To address the Kaiser view, which attributes cost problems to “medical technology” and the “costs of prescription drugs”, a greater emphasis on using cheaper generic drugs rather than the expensive and unnecessary brand name drugs, could significantly cut costs (Warden). This could be also be accomplished by allowing importation of prescription drugs. Senator John McCain espouses this belief stating importation is “another lost opportunity for cost containment.” He claims, “Americans spend hundreds of millions of dollars on imported pharmaceuticals – not because they don’t want to buy American, but because they simply can’t afford to (McCain).” Prescription drugs are much less expensive in Mexico, and other foreign nations. Mr. McCain wants America to have access to them, and feels Managed Care costs could be cut way down if America contracts with foreign companies. Those who oppose importations of inexpensive prescription drugs claim that there is no way of ensuring their quality. In a free market, a company’s reputation will determine its demand; thus, choice should be in the hands of the people, especially when it makes economic sense. To assume that the only country is capable of quality prescription drugs is the United States is naive. Generic and importation of prescription drugs will also help curb the effects of the largest consumer group, an aging baby boomer population.
Solutions by way of Legislation
There are numerous ways in which changes achieved through legislative means can be helpful to both employers and employees. Limiting the states ability to levy taxes and charge fees to a certain percentage would allow businesses and/or employees to better afford health care. Overtaxation of employers raises costs and kills businesses. Without businesses there are no jobs, and without jobs we have no economy. Businesses must be protected.

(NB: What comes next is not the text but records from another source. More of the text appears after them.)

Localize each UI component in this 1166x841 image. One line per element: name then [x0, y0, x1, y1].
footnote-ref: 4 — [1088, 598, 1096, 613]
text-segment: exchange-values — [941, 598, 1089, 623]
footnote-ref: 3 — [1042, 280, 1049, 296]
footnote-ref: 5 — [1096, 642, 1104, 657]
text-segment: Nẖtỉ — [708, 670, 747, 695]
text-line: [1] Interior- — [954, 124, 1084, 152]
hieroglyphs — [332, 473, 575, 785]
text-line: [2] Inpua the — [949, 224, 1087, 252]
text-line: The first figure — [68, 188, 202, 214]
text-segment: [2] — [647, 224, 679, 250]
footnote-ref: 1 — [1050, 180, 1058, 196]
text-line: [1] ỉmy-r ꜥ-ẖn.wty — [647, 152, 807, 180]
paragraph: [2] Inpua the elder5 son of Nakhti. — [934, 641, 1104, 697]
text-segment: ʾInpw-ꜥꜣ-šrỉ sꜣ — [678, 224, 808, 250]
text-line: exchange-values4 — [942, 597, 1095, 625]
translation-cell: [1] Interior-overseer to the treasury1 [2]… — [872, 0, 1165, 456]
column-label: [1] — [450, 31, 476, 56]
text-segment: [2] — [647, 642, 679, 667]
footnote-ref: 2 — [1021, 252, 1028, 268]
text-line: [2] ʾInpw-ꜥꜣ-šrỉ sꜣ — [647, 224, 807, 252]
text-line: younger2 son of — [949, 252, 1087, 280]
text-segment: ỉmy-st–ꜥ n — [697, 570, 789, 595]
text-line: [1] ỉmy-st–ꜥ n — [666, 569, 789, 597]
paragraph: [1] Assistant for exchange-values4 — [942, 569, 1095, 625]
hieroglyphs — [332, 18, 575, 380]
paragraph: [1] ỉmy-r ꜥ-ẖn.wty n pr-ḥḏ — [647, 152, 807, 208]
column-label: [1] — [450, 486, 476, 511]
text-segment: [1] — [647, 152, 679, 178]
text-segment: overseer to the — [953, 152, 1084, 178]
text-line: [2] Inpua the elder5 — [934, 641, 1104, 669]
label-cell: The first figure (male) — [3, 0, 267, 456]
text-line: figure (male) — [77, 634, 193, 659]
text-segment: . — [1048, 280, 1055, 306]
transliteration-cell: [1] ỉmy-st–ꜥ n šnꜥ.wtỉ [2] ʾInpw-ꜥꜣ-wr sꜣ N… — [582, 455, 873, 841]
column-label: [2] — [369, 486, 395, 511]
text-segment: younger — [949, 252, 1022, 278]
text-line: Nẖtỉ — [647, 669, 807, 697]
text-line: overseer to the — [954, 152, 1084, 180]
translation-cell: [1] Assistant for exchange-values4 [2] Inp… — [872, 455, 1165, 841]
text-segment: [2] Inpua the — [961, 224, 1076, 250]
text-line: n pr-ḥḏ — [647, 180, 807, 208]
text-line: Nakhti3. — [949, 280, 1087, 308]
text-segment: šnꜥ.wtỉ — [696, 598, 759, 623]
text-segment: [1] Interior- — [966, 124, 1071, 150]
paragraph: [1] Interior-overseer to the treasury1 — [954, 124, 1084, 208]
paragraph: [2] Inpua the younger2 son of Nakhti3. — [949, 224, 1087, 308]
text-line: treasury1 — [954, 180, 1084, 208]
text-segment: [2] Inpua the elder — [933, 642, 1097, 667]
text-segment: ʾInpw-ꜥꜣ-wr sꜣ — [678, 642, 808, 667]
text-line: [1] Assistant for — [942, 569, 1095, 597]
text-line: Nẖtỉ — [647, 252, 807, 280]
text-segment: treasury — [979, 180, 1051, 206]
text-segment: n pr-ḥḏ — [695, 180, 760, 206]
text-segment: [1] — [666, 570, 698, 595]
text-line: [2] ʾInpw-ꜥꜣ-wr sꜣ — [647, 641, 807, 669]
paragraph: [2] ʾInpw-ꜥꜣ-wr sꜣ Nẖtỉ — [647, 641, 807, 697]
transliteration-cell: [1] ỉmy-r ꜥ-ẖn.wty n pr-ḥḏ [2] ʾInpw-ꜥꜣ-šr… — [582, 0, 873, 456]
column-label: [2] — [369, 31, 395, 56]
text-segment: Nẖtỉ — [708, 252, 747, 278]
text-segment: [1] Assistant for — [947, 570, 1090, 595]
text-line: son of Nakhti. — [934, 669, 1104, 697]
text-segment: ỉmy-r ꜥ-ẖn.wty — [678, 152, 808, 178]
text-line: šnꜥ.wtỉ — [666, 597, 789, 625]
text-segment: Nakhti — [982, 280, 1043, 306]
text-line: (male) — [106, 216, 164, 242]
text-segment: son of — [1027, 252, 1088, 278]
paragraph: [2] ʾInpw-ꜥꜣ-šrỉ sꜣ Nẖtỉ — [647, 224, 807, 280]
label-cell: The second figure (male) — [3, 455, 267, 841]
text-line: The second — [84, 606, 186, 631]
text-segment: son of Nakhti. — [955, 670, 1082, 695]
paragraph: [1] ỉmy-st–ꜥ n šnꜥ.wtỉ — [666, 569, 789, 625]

A cap on the amount of state legislation looked at per year (with federal government extension grants), would force legislators to budget time more efficiently. This would force the government to operate more like a business and focus on issues that matter such as Worker’s Comp, Managed Care, etc.
A solution to the problem of medical treatment of the uninsured is difficult to muster. On one side the spectrum, is to require individuals who have used medical services to pay the facilities back. On the other side, instituting a socialized medical plan for all can eliminate the uninsured status of individuals. Another solution to the problem could relate to the aforementioned limit of state taxation. By lowering taxes, perhaps companies would be able to operate at higher margins and be better able to fund employee’s health care.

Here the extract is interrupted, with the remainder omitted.